A substantial section of the Palestinian population is on the side of the Hamas. This was reflected in the Hamas victory in the Palestinian parliamentary polls of 2006, when it won 76 of the total 132 seats. The Fatah, the party of the late Yasser Arafat and present Palestinian Authority President Mahmood Abbas, could win only 43 seats. An international team of monitors, including former US President Jimmy Carter, declared that the polls were free and fair. Yet, Israel refused to acknowledge the Hamas as the representative of the Palestine people. After dithering for a while, the US put its weight behind Israel, and not with the considered view of the rest of the international community.
It remains to be seen if the US 'Middle East Policy' would witness any major change under the Obama presidency.

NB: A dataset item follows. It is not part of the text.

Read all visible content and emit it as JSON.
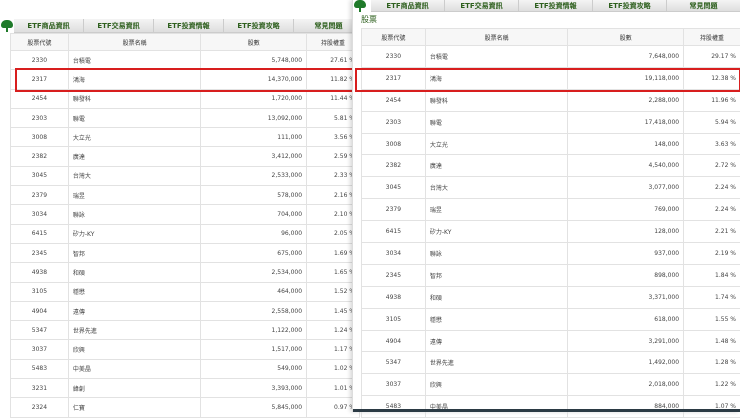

The solution to the Palestinian crisis has been clear for long. Israel has to accept and respect the democratic rights of the Palestinian people as it is concerned about the life and liberty of its own population. It needs to acknowledge that the 'war on terror', as it keeps dubbing the Palestinian crisis, cannot have a military solution.

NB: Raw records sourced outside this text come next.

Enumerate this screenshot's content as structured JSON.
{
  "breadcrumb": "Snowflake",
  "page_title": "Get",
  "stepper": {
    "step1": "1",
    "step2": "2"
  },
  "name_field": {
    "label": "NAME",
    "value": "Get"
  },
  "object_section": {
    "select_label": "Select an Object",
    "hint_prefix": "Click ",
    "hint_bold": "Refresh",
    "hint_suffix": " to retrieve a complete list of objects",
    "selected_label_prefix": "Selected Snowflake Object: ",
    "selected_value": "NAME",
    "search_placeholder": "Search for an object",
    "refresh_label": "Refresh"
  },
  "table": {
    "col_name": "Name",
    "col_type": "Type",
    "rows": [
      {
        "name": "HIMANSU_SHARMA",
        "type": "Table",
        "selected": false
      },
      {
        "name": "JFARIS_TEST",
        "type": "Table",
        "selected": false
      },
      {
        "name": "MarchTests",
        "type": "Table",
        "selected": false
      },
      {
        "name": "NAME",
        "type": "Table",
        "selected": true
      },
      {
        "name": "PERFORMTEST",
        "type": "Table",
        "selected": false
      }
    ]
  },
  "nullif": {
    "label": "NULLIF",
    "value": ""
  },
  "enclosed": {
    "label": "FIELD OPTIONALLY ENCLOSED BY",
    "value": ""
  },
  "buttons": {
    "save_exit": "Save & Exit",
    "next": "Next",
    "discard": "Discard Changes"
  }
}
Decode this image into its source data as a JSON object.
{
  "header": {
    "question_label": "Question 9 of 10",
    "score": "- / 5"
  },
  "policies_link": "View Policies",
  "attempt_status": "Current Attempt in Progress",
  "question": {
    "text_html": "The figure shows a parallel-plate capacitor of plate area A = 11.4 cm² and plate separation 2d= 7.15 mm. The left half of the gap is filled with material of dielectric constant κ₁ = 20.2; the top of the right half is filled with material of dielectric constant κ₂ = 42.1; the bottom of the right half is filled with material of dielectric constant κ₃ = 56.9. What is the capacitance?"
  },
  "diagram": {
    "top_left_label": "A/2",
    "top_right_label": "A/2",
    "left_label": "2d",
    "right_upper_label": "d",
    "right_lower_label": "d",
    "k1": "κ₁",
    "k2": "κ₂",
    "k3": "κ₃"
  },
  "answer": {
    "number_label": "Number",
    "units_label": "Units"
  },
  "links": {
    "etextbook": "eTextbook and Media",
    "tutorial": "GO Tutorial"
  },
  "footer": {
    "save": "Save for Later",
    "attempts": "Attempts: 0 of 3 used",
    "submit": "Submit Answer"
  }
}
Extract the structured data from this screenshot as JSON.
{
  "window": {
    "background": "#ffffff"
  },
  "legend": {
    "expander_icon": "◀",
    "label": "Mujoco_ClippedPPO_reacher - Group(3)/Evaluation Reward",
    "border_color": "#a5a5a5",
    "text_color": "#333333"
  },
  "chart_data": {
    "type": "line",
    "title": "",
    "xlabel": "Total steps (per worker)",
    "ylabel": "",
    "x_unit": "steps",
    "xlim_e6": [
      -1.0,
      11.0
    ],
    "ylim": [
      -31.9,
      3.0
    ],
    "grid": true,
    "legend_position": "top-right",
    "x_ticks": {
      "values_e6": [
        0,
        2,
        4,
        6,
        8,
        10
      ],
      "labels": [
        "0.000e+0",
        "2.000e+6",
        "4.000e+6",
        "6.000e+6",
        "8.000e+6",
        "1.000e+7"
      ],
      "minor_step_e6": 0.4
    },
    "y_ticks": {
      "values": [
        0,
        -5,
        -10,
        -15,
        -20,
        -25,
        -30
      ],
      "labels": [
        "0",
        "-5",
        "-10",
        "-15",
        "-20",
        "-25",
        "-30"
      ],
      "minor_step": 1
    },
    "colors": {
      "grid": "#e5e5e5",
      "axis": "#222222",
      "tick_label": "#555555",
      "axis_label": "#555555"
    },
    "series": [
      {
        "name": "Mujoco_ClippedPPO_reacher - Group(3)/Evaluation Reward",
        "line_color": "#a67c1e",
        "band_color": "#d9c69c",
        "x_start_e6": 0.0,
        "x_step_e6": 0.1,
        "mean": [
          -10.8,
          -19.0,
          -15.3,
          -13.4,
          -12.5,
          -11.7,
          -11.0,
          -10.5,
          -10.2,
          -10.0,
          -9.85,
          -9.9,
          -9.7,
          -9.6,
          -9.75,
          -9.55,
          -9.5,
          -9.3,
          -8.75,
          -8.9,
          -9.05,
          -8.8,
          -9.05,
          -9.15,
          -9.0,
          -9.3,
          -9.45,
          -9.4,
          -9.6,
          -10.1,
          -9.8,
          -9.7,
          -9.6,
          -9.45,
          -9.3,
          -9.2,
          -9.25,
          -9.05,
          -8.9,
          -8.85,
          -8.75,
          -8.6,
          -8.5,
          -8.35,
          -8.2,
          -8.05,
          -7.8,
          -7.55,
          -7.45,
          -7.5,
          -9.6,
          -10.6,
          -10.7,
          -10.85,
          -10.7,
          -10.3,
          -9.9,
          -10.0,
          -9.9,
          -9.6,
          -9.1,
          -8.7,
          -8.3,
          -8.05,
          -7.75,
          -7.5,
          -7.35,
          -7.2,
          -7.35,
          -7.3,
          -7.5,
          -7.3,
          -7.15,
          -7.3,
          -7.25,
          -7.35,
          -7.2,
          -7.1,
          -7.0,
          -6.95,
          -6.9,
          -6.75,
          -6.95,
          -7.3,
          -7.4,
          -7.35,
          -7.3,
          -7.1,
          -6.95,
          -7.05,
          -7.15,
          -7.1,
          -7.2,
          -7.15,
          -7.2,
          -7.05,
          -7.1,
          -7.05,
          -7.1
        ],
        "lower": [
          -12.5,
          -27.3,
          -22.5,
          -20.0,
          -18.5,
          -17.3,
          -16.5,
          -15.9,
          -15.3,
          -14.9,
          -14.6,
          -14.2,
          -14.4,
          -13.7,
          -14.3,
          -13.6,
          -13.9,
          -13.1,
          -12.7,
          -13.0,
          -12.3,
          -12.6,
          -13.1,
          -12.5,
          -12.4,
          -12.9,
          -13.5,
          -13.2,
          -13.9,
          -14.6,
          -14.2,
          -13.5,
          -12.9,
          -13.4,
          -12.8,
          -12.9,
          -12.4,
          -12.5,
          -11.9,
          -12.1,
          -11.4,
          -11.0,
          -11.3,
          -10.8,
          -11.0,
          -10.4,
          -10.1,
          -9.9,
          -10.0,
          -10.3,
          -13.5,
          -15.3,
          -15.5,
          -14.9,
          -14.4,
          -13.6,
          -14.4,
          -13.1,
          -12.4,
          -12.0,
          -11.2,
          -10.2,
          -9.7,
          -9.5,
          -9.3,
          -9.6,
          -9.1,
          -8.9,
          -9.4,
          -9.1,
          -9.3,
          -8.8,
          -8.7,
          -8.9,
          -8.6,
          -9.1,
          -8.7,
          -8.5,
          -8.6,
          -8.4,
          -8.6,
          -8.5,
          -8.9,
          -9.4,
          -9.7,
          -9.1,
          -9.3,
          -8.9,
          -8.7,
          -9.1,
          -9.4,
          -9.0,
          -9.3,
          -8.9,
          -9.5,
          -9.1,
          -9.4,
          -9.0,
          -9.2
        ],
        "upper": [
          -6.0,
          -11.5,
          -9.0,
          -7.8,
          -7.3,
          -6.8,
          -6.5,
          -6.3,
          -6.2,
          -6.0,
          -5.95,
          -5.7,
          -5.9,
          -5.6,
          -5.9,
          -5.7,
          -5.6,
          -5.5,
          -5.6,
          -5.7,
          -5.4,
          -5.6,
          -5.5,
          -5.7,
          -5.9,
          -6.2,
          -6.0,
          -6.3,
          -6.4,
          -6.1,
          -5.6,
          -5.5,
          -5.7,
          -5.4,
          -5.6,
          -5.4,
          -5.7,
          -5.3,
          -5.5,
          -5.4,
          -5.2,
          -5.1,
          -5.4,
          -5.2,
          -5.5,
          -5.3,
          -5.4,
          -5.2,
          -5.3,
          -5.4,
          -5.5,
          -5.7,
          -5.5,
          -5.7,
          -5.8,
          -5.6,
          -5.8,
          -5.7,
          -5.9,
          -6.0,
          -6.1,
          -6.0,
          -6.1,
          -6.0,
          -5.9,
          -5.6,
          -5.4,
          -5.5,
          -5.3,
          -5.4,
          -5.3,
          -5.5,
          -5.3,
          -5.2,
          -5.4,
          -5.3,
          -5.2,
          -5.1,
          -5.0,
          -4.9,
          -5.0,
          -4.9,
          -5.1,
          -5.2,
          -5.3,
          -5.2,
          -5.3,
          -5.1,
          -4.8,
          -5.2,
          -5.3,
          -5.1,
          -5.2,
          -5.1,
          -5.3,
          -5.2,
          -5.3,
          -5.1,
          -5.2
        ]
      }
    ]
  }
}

To be charitable, having got the Palestinians where it wanted, Tel Aviv should have moved on the peace front with greater sincerity and commitment.
As the victims in what is often dubbed a historic conflict dating back to centuries, the Palestinians are sure to feel dejected. Tel Aviv should have adopted a 'healing touch' policy towards the neighbour rather than gloat over military victory - and ask for more. Time is running out, yet it is not too late, as yet.